Dünya, çoklu krizlerden yeni bir küresel ütopyayla çıkabilir mi?
Diğer
18 Mart 2025
Dünya Ekonomik Forumu Küresel Risk Algısı 2024 anketine katılanların yüzde 54’ü önümüzdeki iki yıl için istikrarsızlık, yüzde 30’a yakını ise ‘türbülans’ bekliyor. Sakin ve istikrarlı bir iki yıl bekleyenlerin oranı sadece yüzde 16. Yine 113 ülkede 11 bin iş dünyası lideri ile gerçekleştirilen bir başka anketin bulgularına göre Türkiye için belirlenen ilk beş risk şöyle: Ekonomik gerileme, zorunlu göç, gelir ve refah eşitsizliği, sosyal uyumun bozulması ve sansür…
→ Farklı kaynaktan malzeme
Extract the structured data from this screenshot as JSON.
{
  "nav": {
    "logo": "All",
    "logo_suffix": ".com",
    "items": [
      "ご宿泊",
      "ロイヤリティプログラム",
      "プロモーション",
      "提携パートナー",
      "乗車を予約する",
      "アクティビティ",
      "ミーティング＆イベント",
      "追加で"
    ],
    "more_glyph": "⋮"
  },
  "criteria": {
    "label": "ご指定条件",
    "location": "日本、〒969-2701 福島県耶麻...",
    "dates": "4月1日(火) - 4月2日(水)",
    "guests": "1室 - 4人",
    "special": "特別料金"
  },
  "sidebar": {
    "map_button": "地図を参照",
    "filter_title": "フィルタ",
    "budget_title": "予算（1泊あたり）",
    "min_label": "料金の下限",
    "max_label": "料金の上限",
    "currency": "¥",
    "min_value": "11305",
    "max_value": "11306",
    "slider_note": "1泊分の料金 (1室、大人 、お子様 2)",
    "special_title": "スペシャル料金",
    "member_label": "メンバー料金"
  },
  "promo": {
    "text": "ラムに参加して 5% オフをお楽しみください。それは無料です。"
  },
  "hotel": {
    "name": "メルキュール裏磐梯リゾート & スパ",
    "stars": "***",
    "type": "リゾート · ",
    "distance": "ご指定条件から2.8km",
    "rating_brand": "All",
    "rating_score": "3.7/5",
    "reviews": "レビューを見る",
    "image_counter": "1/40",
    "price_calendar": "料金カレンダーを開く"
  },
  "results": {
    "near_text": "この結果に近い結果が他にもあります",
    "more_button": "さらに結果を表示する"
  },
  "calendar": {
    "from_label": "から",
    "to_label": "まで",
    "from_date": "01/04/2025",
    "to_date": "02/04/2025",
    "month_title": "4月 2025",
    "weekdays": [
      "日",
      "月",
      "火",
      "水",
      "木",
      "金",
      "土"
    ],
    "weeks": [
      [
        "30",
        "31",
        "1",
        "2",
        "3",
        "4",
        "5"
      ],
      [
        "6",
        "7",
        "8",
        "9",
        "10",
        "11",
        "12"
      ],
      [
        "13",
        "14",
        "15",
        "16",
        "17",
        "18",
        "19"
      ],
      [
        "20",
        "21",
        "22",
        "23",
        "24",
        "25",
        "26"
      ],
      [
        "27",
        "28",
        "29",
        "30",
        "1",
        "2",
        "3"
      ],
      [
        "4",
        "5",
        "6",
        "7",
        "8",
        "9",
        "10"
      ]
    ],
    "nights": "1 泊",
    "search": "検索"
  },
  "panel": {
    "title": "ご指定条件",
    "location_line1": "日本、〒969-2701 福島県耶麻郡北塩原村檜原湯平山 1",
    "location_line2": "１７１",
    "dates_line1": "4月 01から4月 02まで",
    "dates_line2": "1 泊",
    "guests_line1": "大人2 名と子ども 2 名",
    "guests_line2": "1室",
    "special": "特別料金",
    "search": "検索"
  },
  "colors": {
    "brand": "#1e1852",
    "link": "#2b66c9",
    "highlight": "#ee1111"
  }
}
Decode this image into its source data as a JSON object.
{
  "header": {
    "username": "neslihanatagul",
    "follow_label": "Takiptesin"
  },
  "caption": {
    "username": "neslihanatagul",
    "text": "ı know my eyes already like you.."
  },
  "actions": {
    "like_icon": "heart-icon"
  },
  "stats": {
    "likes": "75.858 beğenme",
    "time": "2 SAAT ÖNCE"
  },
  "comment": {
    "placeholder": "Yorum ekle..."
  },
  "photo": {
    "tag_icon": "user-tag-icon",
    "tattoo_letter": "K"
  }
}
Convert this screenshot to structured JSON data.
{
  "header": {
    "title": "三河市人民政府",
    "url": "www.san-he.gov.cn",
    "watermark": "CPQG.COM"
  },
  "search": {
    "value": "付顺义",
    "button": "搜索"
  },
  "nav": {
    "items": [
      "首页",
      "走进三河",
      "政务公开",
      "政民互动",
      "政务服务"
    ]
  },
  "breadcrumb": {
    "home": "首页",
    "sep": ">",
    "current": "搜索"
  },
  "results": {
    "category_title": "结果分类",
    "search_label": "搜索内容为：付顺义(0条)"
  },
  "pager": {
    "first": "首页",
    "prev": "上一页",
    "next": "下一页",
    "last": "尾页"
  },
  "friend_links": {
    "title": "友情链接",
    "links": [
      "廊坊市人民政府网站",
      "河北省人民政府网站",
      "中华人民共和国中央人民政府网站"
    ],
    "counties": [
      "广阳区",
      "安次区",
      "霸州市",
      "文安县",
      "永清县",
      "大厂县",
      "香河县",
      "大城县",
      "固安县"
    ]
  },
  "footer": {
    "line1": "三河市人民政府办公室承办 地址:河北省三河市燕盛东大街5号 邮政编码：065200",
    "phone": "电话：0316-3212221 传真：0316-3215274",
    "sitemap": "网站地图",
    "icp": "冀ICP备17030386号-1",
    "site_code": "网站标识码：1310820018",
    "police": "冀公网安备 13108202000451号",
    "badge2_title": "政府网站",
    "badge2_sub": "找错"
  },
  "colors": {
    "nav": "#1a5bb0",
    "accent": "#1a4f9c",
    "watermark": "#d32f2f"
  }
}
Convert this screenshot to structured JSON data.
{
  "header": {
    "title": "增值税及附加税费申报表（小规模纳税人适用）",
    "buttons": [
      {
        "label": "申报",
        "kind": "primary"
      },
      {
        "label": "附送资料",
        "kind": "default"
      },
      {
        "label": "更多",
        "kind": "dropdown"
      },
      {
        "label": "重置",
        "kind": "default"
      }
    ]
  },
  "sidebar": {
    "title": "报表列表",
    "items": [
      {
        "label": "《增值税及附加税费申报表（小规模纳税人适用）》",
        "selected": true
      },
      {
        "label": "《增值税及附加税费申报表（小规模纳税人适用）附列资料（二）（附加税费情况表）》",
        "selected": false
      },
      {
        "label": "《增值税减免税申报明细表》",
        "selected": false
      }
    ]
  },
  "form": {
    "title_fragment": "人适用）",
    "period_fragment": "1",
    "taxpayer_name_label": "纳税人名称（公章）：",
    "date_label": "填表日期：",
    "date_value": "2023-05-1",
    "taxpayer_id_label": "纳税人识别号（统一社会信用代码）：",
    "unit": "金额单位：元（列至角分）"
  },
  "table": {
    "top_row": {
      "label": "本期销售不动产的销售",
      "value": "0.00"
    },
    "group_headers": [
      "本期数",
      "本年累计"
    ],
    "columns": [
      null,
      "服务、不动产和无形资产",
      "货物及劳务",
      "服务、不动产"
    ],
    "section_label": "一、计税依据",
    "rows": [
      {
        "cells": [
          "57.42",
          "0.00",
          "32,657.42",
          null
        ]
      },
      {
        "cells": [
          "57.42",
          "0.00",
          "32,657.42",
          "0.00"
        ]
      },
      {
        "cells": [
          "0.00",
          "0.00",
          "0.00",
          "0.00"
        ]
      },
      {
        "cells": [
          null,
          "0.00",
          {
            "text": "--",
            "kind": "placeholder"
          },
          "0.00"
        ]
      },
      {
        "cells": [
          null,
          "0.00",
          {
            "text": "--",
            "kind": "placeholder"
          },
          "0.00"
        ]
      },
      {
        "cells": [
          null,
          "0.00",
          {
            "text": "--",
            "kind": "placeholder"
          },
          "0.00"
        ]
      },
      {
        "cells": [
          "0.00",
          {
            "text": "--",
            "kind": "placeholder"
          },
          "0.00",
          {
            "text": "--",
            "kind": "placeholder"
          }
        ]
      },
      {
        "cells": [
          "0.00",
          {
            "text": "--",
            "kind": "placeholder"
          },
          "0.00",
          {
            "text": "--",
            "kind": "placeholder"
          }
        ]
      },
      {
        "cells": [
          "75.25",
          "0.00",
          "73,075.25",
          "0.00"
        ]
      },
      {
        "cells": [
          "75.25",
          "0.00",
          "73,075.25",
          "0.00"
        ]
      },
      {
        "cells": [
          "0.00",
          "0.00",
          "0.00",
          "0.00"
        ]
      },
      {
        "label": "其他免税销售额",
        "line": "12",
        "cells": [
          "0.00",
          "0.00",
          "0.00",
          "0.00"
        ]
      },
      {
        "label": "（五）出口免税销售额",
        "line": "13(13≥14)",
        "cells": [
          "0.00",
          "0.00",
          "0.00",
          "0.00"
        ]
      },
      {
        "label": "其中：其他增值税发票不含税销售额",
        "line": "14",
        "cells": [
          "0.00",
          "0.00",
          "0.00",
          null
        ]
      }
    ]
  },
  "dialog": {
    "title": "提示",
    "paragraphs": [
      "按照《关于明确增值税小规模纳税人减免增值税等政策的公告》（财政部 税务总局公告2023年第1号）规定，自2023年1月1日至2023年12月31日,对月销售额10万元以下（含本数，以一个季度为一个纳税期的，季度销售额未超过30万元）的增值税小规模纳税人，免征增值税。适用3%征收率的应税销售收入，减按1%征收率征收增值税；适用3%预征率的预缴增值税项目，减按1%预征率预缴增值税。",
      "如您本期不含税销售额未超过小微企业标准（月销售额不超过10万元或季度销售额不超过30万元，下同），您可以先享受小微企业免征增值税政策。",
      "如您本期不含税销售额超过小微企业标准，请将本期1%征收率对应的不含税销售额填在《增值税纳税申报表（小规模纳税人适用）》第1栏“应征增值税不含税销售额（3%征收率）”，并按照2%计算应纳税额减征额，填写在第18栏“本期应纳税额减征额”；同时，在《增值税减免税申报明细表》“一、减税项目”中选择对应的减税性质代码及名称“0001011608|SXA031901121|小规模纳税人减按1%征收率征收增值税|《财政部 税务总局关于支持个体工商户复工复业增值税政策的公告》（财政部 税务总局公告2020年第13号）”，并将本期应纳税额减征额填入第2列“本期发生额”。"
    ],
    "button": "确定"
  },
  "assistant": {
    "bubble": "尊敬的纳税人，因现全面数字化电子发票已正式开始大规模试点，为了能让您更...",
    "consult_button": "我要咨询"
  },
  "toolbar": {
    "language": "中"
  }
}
Bildiğimiz tüm sistemler, kurum ve kurallar krizde. Esas itibarıyla insanlığın şimdiye dek geliştirebildiği hayat biçimi ve hayatı yönetmek için tasarladığı sistemler varoluşsal tehditlerle karşı karşıya.
İklim değişikliği, yaklaşan gıda ve su krizleri, çevre problemleri gibi devasa küresel meseleler üretim ve tüketim krizleri üretiyor. Sanayi toplumunun üretim modeli her bir ürün ve hizmeti en küçük parçaya indirgemek, standartlaştırmak ve bu sayede çok büyük ölçeklerde üretmek ve tüketmek üzerine kurulu. Bu modelin yaslandığı temel varsayımlardan biri gezegenin kaynaklarının sonsuz olduğuydu. Oysa sonsuz değil. Bir yandan kaynakları hızlıca tüketirken diğer yandan üretim ve tüketim modellerimizle gezegeni kirletiyoruz.
Tüm bu süreç bildiğimiz üretim ve tüketim modellerini değişime zorluyor. Şimdilik başarılabilen doğal enerji kaynaklarına dönüş ve doğal yerine sentetik malzemelere geçiş.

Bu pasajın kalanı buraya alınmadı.